A few moments later, I realised how difficult it really is to 'just observe the breath'. In a few breaths, my mind had wandered; it had drifted to some old memories which triggered thoughts, plans and worries about the future. I was hurtling at great speed between the past and the future, unable to concentrate on the simple task.

Vipassana means insight, or to see things as they really are. The first insight I had was about silence. I realised that even in a quiet environment conducive to meditation, the main noise was not from the outside, but from within my head. My mind was chattering non stop — commenting, planning, worrying, judging, liking and disliking. The absence of external sound is not what silence is about.

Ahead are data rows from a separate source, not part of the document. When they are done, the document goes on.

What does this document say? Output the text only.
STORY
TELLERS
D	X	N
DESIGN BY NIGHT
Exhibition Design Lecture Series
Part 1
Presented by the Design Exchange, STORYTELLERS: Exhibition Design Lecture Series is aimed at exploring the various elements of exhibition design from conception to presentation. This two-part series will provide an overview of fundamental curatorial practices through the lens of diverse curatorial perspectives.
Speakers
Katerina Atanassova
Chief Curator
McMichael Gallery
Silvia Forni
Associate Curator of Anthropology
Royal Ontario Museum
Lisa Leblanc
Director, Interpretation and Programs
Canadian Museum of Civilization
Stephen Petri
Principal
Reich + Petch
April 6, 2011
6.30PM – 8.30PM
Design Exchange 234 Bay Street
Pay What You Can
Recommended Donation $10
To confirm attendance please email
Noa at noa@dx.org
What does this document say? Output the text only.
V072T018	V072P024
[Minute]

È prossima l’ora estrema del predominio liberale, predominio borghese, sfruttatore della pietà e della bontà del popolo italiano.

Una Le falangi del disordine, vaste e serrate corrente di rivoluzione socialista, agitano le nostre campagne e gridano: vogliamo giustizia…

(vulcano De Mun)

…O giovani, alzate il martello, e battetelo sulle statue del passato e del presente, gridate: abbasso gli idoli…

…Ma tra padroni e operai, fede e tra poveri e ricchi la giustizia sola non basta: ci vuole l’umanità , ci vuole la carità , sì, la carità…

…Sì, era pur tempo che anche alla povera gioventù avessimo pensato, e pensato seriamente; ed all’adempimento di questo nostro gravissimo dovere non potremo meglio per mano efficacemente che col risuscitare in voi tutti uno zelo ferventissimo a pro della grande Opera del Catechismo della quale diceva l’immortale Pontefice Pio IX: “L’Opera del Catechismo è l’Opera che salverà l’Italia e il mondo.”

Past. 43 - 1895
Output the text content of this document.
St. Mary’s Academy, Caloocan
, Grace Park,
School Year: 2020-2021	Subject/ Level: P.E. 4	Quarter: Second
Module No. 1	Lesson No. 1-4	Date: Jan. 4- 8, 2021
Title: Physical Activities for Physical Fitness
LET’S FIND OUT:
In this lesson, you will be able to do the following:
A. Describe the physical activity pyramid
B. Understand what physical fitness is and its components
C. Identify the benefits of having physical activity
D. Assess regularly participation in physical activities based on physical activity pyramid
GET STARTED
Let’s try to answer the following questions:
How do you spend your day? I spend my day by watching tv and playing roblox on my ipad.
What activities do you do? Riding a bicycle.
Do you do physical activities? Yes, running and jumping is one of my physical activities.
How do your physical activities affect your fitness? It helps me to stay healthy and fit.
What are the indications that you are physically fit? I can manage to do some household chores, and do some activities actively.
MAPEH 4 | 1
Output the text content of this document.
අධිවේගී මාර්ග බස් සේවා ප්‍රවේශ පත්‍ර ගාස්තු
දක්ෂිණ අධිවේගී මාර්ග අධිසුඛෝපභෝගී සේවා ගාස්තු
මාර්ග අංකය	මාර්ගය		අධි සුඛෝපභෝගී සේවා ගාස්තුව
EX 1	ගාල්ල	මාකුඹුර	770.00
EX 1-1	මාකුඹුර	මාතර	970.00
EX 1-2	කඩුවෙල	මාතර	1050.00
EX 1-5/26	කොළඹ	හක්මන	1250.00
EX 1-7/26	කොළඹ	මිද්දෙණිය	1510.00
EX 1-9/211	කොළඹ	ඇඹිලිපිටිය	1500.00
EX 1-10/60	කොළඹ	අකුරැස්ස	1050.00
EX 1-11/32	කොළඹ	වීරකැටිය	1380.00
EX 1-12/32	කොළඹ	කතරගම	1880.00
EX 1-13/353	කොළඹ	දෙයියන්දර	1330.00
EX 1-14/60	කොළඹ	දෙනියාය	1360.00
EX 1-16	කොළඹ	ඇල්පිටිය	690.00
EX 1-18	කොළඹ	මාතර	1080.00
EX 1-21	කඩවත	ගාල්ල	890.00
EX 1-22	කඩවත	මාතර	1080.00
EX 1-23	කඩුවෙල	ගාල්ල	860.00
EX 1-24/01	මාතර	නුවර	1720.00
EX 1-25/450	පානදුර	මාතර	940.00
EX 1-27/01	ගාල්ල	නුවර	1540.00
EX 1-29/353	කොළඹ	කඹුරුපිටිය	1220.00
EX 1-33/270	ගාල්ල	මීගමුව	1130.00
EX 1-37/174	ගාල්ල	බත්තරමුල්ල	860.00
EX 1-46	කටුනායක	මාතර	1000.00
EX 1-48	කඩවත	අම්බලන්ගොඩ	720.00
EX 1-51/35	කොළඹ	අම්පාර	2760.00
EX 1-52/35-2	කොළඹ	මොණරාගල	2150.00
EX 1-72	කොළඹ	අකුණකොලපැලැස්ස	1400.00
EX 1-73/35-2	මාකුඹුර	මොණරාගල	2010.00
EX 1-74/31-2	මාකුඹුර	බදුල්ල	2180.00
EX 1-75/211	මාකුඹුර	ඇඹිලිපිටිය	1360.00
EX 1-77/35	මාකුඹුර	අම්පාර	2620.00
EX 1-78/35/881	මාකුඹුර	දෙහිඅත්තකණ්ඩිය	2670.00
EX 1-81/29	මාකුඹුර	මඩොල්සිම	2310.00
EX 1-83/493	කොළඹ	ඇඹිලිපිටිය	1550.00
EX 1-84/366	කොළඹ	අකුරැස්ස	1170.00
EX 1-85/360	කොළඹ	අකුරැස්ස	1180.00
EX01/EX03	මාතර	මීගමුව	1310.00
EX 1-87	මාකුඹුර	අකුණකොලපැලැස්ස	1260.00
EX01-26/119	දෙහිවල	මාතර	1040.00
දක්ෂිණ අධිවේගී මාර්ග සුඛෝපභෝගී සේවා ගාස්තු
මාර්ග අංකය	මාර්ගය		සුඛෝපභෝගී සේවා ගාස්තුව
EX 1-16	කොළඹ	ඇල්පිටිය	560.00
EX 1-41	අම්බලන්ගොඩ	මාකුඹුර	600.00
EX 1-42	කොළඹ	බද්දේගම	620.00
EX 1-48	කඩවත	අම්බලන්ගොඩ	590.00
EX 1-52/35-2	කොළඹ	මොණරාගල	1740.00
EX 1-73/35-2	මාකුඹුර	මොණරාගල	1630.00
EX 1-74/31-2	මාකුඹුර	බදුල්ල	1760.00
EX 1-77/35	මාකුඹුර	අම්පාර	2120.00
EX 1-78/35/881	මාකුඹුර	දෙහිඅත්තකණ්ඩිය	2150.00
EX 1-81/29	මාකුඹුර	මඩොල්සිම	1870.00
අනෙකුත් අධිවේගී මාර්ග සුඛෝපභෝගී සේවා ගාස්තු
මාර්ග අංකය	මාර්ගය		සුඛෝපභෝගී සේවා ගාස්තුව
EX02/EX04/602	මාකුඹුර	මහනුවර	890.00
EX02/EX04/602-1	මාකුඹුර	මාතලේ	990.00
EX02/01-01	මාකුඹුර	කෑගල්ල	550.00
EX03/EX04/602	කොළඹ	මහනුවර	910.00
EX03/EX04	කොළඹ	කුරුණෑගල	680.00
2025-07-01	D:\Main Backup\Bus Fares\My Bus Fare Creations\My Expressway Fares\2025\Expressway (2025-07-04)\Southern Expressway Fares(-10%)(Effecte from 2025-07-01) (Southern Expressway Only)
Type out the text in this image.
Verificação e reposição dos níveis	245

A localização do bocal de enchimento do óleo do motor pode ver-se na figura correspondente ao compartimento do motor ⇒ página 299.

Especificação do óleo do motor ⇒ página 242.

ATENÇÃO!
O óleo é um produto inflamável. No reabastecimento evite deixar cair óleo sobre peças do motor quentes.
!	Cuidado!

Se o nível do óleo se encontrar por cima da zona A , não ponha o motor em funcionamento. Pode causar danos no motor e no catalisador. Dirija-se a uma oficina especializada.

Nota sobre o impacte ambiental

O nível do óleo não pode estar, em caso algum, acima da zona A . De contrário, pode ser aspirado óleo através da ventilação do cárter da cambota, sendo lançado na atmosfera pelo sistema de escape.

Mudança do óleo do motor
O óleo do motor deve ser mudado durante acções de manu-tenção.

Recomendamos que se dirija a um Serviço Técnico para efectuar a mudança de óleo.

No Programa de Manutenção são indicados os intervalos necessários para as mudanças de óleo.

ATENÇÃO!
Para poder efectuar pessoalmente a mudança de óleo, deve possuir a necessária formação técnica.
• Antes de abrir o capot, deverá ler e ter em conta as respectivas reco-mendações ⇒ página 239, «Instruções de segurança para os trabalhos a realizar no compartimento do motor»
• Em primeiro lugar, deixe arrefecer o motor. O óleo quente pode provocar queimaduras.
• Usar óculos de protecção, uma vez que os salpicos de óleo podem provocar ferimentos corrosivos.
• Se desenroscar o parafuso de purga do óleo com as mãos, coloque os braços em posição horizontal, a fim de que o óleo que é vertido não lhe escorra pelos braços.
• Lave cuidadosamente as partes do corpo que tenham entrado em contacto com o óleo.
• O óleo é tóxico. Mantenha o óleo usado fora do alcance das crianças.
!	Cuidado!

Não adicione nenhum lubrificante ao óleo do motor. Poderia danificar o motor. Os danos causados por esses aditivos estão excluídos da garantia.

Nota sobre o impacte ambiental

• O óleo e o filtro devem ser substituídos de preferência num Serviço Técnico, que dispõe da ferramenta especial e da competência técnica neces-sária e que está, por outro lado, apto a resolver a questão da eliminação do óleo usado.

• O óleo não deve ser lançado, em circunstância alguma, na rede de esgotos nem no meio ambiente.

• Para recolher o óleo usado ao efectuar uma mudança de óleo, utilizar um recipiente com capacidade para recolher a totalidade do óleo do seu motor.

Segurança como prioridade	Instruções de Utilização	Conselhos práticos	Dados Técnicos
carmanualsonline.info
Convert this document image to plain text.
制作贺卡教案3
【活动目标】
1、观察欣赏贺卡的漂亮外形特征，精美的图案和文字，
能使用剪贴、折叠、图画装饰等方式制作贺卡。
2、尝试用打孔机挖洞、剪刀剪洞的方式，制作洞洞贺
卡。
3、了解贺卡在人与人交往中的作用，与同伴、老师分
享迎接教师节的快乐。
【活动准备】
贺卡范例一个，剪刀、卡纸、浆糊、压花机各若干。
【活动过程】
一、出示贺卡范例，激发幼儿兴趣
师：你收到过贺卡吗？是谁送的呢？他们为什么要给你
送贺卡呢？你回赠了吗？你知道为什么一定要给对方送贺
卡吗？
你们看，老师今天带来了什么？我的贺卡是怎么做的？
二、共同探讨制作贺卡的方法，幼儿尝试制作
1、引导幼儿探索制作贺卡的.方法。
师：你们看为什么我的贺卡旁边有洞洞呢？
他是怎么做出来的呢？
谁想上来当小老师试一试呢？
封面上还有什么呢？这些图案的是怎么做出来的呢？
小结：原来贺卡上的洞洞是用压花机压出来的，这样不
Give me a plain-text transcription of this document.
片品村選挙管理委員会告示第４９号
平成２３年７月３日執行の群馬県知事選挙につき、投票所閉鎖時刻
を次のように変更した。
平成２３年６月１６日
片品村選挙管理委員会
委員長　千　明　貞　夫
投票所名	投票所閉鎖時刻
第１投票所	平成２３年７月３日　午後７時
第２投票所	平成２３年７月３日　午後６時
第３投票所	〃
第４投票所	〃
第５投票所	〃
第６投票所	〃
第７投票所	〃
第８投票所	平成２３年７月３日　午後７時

An even bigger insight was to find that the tool I use to make decisions every day — my mind — was not in my control. During the evening discourse, it was explained that the problem of a wandering, uncontrolled mind was universal, and it needed to be trained with patience and persistence. Far from being a slow dance with silence, this was turning out to be a wrestling match with my mind.

After a few days of observing the breath for ten hours a day, my mind became quieter. The intervals of pure observation became longer, and three days into the intense meditation, a strange thing happened: silence finally turned up.

But Vipassana is not about silence or a heightened sense of awareness. It's about observing reality as it is, and along with the pleasant sensations of quietness and calmness, unpleasant sensations also came up . Bad memories, painful experiences, people and events that caused me hurt and pain, surfaced. But instead of reacting with bitterness and hurt as I had done before, I watched the emotions rise, and after a while, they passed away.

For ten days, I see-sawed between silence and pain, the pleasant and unpleasant, and I did what I was asked to do — observe. The last morning, we were getting ready to go back to the real world; a world of noise, phones, emails, texts, arguments and the constant struggle of just trying to get by. My mind felt as if it had been put through a washing machine and all the muck had been cleaned out.

I looked around to say goodbye to silence, my elusive dance partner, and I couldn't find her. It took awhile to realise that she was with me. At the end of ten days, I realised that the dance and dancers had become one.